Eponine Howarth was born in Brussels, Belgium. But she hasn't stayed there long, adventuring from making and watching films where 'nothing ever happens' to exploring the notions of radical banality and political violence. She has worked as an editor for La Piccioletta Barca for 3 years now, after meeting co-founders Vasiliki and Konstantinos in London. She is now co-editor-in-chief of the magazine, as well as the editor fiction, essays, poetry and the former editor of The Thread.
She is a Franco-British lawyer. She holds an LLB and BSc in Politics and International Relations (the London School of Economics), and an LLM (University of Cambridge). She has worked on death penalty cases in the United States, genocide in Cambodia, and modern slavery in the United Kingdom.

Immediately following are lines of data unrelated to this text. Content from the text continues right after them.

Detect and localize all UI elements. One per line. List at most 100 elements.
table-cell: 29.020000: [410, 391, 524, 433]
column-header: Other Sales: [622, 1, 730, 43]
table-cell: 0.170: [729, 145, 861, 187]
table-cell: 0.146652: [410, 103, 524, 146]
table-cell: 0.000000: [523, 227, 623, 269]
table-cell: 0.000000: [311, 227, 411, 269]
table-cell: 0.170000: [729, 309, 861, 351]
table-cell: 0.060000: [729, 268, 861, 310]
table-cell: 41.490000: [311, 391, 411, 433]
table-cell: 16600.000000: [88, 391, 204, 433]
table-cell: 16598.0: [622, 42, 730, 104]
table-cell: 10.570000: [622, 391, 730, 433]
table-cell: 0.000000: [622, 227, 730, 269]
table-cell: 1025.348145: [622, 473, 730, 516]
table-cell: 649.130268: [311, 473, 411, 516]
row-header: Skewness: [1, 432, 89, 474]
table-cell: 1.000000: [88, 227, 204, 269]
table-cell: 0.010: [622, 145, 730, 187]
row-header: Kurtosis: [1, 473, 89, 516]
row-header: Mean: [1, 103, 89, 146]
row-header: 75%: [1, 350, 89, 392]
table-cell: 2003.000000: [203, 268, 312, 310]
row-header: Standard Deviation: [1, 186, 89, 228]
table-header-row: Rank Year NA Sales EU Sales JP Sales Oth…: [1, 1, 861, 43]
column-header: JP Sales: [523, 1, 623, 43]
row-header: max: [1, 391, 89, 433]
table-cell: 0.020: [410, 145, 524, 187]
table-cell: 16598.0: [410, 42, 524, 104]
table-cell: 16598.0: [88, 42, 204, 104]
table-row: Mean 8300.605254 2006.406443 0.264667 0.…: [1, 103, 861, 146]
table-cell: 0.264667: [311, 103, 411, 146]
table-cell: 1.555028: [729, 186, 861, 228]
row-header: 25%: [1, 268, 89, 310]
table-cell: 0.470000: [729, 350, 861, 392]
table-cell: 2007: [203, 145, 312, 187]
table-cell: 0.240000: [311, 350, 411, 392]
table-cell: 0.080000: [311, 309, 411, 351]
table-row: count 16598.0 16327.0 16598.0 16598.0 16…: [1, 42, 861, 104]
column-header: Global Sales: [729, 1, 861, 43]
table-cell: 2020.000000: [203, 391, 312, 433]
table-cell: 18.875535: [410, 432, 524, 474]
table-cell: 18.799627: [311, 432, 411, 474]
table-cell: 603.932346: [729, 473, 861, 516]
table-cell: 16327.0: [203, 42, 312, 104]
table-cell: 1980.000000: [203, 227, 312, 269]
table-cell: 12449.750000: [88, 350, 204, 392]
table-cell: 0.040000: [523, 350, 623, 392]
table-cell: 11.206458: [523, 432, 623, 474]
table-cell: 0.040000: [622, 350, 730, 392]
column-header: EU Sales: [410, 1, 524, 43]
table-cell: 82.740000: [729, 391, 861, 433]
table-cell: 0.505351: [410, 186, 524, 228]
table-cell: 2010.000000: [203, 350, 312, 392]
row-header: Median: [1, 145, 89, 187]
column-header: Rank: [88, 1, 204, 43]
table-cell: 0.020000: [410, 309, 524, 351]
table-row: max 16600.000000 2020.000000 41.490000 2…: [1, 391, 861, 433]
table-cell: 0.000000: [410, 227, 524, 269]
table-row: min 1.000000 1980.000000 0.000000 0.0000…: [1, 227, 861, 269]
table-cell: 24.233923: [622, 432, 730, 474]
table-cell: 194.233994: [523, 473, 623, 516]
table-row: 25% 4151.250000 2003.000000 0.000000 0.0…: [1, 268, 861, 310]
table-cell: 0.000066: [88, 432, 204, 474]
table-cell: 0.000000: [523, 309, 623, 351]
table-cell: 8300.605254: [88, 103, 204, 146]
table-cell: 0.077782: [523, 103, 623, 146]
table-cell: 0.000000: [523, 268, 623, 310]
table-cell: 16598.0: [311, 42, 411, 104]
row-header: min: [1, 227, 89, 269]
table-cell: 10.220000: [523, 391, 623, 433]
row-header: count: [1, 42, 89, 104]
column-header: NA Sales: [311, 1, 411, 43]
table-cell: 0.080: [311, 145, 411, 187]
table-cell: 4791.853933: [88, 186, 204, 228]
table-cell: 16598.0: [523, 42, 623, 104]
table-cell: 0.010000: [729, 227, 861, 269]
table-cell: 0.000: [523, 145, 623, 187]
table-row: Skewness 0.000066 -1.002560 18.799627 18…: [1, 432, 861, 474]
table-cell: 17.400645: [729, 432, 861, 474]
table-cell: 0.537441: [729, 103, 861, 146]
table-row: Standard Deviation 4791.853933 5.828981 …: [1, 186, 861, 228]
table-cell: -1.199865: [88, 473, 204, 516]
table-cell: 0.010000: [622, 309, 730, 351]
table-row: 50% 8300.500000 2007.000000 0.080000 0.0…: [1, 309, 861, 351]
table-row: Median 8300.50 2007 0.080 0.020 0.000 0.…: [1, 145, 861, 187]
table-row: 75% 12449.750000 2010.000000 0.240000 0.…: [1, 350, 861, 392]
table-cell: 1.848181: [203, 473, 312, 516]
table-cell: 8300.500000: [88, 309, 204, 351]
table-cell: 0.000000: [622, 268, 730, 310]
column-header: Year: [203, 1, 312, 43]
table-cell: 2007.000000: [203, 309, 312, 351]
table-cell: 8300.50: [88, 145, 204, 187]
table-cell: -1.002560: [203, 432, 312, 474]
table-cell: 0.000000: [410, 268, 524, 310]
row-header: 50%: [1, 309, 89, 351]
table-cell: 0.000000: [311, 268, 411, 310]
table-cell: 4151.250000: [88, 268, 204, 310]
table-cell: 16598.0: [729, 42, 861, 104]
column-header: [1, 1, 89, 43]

But don't necessarily take her at her word. She's co-directed two films starring Eva Kandoul, 'The Hedgehog's Dilemma' and 'Seventeenth.' Films lauded and inspired by Arthur Schopenhauer, Daniel Olivieri, Dominik Moll, and Chantal Akerman. She can often be found binge reading in a variety of places too, frequently works by Latin American writers and poets such as Alejandro Zambra, Mario Levrero, Ida Vitale, and Alejandra Pizarnik. Often in transit but sometimes at a desk, she writes: essays, lists, criticism, short stories and poetry, and translates into English works from French, Spanish and Italian. She might be best known as an avid disciple of French diplomat and novelist, Romain Gary. If not sitting in a cafe, or in bed, you can probably find Eponine kicking a football on a muddy pitch.